Menurut penuturan Denise, sepeda motor yang berhasil dibawa kabur oleh pelaku bukanlah miliknya secara pribadi, melainkan kendaraan milik salah satu karyawannya yang bernama Hesti.
Kendaraan itu adalah Honda Beat keluaran 2024 berwarna abu-abu silver dengan nomor polisi F 4753 FJP, yang saat dicuri masih dalam kondisi terkunci stang.
“Pelakunya masuk dengan percaya diri sekali, padahal wajahnya jelas terekam CCTV. Mereka hanya butuh waktu sekitar 30 detik sampai 1 menit untuk membawa kabur motor,” ujar Denise saat memberikan keterangan di Polres Jakarta Selatan.
Kerugian dan Rasa Trauma
Akibat kejadian itu, Hesti selaku pemilik motor harus merelakan kendaraannya yang ditaksir senilai Rp 18 juta raib.
“Kerugiannya sekitar Rp 18 juta,” tutur Hesti.
Denise sendiri mengaku trauma dengan peristiwa tersebut.

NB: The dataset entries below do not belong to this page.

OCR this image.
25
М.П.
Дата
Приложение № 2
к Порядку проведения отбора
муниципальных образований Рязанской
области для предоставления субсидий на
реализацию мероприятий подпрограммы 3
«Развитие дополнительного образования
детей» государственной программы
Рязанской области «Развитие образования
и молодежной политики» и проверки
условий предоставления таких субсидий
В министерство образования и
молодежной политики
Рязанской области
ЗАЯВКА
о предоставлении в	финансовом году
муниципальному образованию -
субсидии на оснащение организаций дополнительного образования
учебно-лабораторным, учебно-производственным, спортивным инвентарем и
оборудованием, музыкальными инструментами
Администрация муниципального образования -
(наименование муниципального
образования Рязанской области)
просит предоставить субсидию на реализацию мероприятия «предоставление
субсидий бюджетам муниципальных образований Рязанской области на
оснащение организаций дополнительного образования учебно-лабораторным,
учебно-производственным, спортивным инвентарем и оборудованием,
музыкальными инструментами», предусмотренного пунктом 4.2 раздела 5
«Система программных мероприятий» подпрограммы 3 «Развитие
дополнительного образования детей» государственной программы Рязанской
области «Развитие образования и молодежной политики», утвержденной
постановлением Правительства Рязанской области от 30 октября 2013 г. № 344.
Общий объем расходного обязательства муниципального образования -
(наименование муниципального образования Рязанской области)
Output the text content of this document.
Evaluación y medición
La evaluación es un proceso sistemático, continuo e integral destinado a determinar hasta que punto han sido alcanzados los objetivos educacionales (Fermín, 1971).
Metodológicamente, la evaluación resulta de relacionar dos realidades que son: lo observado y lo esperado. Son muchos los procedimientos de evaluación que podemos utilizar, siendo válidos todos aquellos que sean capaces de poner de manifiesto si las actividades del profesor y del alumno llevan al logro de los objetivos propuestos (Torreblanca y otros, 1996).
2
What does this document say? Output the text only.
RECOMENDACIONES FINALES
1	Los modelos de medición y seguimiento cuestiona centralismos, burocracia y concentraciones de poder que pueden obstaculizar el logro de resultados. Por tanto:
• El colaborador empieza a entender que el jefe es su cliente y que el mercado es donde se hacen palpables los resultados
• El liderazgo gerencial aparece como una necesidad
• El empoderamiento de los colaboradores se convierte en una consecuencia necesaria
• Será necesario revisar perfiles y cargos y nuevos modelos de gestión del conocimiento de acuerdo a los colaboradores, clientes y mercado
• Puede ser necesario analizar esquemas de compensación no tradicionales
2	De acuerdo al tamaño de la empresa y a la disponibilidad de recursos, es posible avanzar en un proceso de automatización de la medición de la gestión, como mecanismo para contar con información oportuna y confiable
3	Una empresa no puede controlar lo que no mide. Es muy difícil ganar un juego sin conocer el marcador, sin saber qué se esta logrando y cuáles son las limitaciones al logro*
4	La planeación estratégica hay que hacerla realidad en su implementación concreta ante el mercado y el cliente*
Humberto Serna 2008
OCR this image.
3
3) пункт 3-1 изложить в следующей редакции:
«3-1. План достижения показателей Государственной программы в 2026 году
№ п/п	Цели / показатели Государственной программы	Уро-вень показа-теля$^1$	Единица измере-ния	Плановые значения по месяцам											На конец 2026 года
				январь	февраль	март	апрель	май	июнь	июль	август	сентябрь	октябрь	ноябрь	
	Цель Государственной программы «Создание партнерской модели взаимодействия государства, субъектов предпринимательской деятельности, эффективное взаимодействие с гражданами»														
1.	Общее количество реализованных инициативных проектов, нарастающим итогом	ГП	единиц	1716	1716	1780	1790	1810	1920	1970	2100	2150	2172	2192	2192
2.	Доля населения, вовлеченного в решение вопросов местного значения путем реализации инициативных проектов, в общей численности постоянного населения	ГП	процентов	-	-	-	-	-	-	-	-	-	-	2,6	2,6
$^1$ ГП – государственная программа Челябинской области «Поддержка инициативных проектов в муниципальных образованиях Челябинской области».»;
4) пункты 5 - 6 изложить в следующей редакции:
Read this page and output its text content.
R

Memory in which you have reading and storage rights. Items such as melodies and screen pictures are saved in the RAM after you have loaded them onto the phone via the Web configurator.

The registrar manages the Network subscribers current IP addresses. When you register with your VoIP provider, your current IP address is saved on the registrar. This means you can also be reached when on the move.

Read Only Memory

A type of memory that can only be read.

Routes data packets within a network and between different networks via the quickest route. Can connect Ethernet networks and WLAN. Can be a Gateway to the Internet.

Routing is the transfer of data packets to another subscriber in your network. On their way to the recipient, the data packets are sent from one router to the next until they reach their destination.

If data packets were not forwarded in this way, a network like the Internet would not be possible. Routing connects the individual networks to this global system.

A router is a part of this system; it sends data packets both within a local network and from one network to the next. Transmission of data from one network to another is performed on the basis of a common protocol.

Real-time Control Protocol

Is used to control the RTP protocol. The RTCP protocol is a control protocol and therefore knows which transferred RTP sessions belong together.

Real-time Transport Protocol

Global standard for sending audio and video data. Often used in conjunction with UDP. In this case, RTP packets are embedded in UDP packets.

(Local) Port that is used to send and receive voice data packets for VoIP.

Ia menuturkan kini semakin waspada karena tinggal hanya berdua dengan anaknya.
“Kalau dulu saya masih bisa bercanda soal kehilangan, sekarang takut, apalagi kalau anak saya kebetulan ada di luar rumah saat kejadian,” katanya.
Meski dirinya masih berusaha menenangkan diri setelah peristiwa pencurian itu, Denise tetap sempat berkelakar dengan gaya khasnya ketika menyinggung soal ulah para pelaku.
Dalam rekaman CCTV, terlihat salah satu perampok menutup kembali pagar rumah usai berhasil masuk.
“Malingnya sopan,” ucap Denise dengan nada sinis.